These are so easy to make that sometimes when famished and craving rich food, I eat them as my lunch. The good news is I am not weighed down by an actual rich meal since ultimately these are light and the spicy harissa ketchup perks me up.
Of course, they make an ideal side dish for any main course or salad. Make enough harissa ketchup so you can keep it in the fridge and have it on demand. The olive oil takes this ketchup out of the diner and onto the Riviera. But if you don’t like spicy or ketchup, no worries…these are delicious on their own.

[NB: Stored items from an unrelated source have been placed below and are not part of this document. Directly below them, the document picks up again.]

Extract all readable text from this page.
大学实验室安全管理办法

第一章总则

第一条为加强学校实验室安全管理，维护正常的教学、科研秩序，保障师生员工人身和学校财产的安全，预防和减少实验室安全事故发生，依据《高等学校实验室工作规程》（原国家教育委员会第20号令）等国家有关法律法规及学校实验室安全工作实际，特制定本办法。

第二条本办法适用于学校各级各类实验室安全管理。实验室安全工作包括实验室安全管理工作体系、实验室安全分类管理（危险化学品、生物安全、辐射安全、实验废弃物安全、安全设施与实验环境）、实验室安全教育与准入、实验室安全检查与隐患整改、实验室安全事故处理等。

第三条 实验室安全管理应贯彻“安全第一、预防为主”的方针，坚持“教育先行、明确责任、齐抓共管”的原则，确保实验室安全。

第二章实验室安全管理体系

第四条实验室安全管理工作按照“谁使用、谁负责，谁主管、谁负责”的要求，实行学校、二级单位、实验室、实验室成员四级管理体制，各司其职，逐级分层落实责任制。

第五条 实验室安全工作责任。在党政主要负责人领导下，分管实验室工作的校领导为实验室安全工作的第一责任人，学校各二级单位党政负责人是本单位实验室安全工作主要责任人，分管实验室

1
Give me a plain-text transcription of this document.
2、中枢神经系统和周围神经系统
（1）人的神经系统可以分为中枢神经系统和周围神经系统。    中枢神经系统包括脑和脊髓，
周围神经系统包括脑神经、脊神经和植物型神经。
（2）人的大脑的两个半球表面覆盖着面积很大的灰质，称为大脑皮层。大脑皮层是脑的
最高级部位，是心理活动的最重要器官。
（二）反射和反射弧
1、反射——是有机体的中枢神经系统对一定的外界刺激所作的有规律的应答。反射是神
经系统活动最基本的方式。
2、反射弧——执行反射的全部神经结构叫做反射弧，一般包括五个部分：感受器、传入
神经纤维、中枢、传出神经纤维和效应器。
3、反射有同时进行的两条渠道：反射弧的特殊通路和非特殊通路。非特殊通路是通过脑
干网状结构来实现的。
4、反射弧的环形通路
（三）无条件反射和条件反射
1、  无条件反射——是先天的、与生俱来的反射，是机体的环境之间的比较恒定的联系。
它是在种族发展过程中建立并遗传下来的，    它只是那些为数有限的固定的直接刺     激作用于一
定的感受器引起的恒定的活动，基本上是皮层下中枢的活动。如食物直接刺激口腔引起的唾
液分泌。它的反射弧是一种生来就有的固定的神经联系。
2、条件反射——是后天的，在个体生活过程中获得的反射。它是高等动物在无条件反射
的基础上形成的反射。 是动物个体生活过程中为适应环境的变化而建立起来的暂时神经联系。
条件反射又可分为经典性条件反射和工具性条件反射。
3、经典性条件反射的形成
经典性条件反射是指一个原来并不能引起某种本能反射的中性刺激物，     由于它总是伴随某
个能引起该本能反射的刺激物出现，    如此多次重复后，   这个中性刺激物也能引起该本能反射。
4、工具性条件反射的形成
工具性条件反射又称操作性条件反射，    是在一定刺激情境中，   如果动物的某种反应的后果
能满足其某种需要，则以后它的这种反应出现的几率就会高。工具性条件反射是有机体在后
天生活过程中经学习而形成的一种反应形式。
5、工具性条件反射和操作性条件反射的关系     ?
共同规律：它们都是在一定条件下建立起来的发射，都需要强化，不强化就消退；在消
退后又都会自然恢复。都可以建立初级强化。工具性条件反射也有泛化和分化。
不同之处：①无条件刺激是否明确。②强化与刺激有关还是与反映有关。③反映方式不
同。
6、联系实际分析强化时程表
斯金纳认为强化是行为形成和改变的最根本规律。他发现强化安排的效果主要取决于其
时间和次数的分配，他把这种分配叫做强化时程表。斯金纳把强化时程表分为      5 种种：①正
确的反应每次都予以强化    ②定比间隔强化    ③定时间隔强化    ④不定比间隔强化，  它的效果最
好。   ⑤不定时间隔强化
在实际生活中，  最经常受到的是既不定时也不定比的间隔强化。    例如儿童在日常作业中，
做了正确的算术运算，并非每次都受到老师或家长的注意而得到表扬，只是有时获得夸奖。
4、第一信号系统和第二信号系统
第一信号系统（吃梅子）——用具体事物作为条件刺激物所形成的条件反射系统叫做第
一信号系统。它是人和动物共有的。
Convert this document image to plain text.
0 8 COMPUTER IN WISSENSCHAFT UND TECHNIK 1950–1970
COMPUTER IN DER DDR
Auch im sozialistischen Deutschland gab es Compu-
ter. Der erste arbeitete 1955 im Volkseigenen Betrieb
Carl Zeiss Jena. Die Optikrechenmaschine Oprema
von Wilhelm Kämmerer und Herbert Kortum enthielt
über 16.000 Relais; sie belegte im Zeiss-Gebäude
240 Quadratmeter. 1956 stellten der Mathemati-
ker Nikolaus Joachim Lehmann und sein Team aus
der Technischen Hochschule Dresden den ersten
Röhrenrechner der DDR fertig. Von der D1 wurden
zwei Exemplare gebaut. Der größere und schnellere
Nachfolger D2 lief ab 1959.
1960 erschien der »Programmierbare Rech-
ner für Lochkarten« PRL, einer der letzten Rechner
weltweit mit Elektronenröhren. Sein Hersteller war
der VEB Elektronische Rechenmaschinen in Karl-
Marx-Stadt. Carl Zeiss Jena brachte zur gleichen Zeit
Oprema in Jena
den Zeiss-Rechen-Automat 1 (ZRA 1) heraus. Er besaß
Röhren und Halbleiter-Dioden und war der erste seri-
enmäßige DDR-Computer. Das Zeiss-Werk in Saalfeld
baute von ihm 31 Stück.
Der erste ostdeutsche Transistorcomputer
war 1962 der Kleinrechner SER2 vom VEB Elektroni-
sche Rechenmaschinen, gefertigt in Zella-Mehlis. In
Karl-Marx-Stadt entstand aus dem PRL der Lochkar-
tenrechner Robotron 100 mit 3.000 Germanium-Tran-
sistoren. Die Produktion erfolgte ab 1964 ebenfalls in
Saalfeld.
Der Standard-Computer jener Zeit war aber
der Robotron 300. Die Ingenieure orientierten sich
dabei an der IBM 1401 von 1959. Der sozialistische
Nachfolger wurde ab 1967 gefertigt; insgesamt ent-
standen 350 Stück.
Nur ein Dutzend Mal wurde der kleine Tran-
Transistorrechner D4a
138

- 2 sweet potatoes (actually they are garnet yams)
- olive oil for brushing
- 1-2 tablespoons chopped cilantro
- salt and freshly ground pepper
For Harissa Ketchup:
- a cup of organic, msg-free ketchup
- a teaspoon red pepper flakes
- 1-2 teaspoons paprika
- 1/2 cup to 1 cup extra virgin olive oil (to taste- you will find that the olive oil cuts down the “cheap sweet” flavor of the ketchup )
- Preheat oven to 425°F.
- Cover a baking sheet with parchment paper and brush with olive oil. Cut sweet potatoes (yams) into wedges, about one inch thick at base. Place skin side down on baking sheet and brush with olive oil.
- Sprinkle with salt and freshly ground pepper. Place in middle rack of oven and bake for 35-40 minutes until soft inside.
- In the meantime, combine all ingredients for harissa ketchup and blend in Vitamix. Start with half a dose of the pepper flakes and paprika and taste, then add more to taste. (You can do this in a blender or even by hand, which I have done on occasions when I am too lazy to clean anything more than a bowl after. What changes is the smoothness but the flavor is pretty hard to mess up.)
- If you would like to brown the potatoes or cook the larger ones further, keep them on the middle rack and turn the oven to high broil for 1- 3 minutes until they begin to crisp and brown. Keep an eye on them so they don’t burn.
- When potatoes are done, sprinkle with cilantro and eat hot.